He dressed in a wig and fake padded breasts and cruised popular D.C. nightlife spots on the prowl for drunken people he could rob.
Nyerere Mitchell promised revelers rides home inside his Range Rover and would whisk his passengers to drive-through ATMs and use their bank cards to withdraw cash — money they thought would cover their cab fares. But often, Mitchell took much more.
The U.S. attorney’s office for the District announced Monday that Mitchell, 50, pleaded guilty to five counts of felony fraud and admitted to stealing more than $220,000 through his scheme.
From April 2008 through November, prosecutors say, Mitchell conned at least 60 people through the scheme by pretending to be a taxicab driver.
Prosecutors said he often donned a women’s wig and wore fake breasts as a disguise and that many of his victims thought they had been robbed by a woman.
Mitchell would drive through areas such as Dupont Circle, Adams Morgan and Foggy Bottom to pick up passengers who were often drunk young adults. He would pull up to drive-through ATMs where the machine was on the driver’s side of the car, and then persuade passengers to hand over their debit cards and tell him their pin numbers so he could withdraw cash for them. But Mitchell often withdrew hundreds of dollars instead of the $10 or $40 fares his passengers believed they were being charged.
After the transaction, Mitchell often would keep a passenger’s debit card and switch it with another from a stash of stolen cards he had amassed.

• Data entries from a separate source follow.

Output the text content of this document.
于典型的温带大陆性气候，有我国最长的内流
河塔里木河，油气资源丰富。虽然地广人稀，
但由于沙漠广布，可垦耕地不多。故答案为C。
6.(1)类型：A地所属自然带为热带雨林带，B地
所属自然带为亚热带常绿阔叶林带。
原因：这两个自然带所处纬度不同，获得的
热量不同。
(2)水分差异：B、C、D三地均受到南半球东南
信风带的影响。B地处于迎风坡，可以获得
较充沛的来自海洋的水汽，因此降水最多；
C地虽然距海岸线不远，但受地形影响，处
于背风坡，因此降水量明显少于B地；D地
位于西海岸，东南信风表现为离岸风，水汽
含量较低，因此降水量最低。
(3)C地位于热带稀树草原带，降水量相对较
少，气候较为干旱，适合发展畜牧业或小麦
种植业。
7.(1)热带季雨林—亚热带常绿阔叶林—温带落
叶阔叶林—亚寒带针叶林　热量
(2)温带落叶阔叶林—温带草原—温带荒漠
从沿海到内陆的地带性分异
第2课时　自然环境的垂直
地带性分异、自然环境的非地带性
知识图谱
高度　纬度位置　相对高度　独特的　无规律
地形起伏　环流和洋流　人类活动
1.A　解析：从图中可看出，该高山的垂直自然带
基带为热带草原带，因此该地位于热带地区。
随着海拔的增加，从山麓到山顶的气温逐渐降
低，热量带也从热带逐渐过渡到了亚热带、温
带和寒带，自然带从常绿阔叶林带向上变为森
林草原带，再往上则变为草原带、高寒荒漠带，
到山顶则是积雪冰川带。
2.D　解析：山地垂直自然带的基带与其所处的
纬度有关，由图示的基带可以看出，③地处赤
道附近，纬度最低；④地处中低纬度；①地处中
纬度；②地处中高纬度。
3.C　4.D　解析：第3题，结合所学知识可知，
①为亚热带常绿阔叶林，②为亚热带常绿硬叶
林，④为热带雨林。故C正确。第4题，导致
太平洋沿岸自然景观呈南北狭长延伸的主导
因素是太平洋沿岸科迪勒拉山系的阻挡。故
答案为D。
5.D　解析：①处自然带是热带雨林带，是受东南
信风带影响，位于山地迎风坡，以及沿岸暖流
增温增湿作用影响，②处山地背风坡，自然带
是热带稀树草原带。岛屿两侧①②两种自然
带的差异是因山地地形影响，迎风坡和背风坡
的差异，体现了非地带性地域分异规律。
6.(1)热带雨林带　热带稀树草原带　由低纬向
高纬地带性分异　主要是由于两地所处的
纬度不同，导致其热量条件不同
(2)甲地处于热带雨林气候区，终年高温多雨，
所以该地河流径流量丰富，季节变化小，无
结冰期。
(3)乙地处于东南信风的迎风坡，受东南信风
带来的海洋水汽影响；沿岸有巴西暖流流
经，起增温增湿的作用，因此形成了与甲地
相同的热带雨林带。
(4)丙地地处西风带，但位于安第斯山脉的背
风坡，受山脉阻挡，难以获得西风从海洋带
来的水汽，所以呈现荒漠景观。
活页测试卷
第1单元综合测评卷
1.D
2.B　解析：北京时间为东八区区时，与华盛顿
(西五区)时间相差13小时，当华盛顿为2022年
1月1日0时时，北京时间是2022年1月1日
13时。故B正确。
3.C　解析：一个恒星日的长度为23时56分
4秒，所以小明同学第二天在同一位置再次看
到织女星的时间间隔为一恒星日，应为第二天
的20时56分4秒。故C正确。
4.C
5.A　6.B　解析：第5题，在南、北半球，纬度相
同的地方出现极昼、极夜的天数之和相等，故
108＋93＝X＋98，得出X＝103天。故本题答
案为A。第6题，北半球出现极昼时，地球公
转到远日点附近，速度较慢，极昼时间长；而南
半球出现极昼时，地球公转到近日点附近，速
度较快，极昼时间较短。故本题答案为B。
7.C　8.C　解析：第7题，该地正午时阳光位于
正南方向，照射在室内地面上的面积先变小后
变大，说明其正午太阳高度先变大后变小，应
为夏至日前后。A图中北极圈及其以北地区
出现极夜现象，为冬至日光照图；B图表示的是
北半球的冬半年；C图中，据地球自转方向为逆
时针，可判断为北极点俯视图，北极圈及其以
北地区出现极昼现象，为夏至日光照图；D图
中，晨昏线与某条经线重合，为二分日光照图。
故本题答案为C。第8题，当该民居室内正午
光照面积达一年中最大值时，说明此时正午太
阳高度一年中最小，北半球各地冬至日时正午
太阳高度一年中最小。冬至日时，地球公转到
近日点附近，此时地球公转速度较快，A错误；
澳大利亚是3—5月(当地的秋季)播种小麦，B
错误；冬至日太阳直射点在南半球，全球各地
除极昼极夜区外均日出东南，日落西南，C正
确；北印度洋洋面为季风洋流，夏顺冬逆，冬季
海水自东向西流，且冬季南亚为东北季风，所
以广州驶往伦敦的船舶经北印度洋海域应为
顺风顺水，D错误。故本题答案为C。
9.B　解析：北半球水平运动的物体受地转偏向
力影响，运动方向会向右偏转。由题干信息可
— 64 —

Prosecutors said he collected so many bank cards that he could hand his victim a card that looked similar to the one he just used. He would use the latest victim’s card for several days to make purchases or to buy money orders that he would deposit into his account.
When police arrested Mitchell late last year, prosecutors said, they found 205 stolen credit cards stored in a shoe box in his home, as well as the wig he was seen wearing in a bank surveillance video from one of the thefts.
Judge Milton C. Lee ordered Mitchell held until sentencing.